Our client is developing small molecule precision medicines for the treatment of neurological and psychiatric disorders. They are seeking a Regulatory Strategy Director who can develop and implement regulatory strategies for a late-stage program. Reporting into the VP of Regulatory Affairs, you will work closely with cross-functional teams and interact directly with Health Authorities. This company offers a strong development pipeline, innovative science, and excellent funding. With two programs going into Phase 3 global trials, now is an exciting time to join this growing organization!
Responsibilities:
- Create and implement innovative and effective regulatory strategies to support the development of global drug development programs, including a Phase 3 epilepsy program.
- Provide regulatory expertise and advice to cross-functional team members including clinical, CMC, clinical pharmacology, and nonclinical.
- Serve as the regulatory lead on project teams.
- Represent the company as the point of contact for FDA and other regulatory health authorities.
- Maintenance of regulatory applications such as INDs, CTAs, NDAs, etc.
- Identify regulatory risks and mitigation plans.
- Ensure compliance with local and international submission requirements.
- Manage CROs as applicable.
- Ensure exemplary ethics and transparency within the company and with health authorities.
- Keep current with global regulatory landscape and advise project teams on potential impact to programs
- Provide mentorship and support to junior team members to foster their professional growth and development.
Qualifications:
- Bachelor degree in life sciences required. Advanced degree such as MS, PhD, or Pharm D preferred.
- 12 or more years of experience in the pharmaceutical or biotech industry with 10+ years in clinical Regulatory Affairs.
- Experience with neurology/CNS programs and small molecules preferred, but not required.
- Must be able to develop regulatory strategies and also do more tactical hands-on execution.
- Late-stage/Phase 3 experience highly desired.
- Experience working with DAAP or Neurology FDA Divisions is desired, but not required.

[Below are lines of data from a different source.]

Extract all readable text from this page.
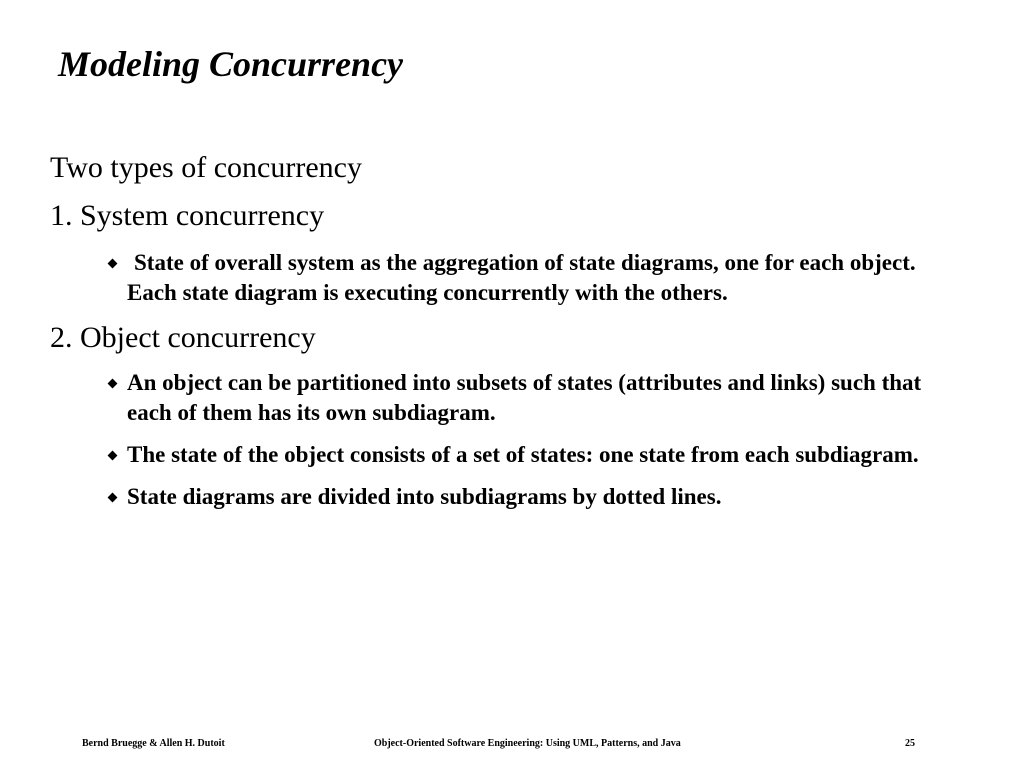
Modeling Concurrency

Two types of concurrency

1. System concurrency

State of overall system as the aggregation of state diagrams, one for each object. Each state diagram is executing concurrently with the others.

2. Object concurrency

An object can be partitioned into subsets of states (attributes and links) such that each of them has its own subdiagram.
The state of the object consists of a set of states: one state from each subdiagram.
State diagrams are divided into subdiagrams by dotted lines.

Bernd Bruegge & Allen H. Dutoit	Object-Oriented Software Engineering: Using UML, Patterns, and Java	25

- Must have Global drug development experience including EU/EMA.
- Experience working on a major marketing application (NDA/BLA/MAA) a plus.
- Ability to manage competing priorities, influence and integrate within a team, manage timelines and deliver on corporate and program goals.
- Strong interpersonal skills and alignment with the company’s values and company culture
- Must demonstrate strong leadership and team building skills, including experience with conflict resolution and real time problem solving.
- Thorough understanding of the development phases within a fast-moving biopharmaceutical organization.
- Exceptional written and verbal communication skills.
- Must be flexible and comfortable with ambiguity in a fast-paced, small company environment.
NOTE: This hybrid role is based in Boston MA. Local employees must be onsite in the office three days a week; those outside of the Boston area must be onsite once per quarter. East Coast candidates are highly preferred.
The budgeted salary range for this position is $220,000 to $240,000 plus an annual target bonus, equity, and comprehensive benefits. Actual salaries may be based on a number of factors including, but not limited to, a candidate’s skill set, experience, education, and other qualifications. Posted salary ranges do not include incentive compensation or any other type of renumeration.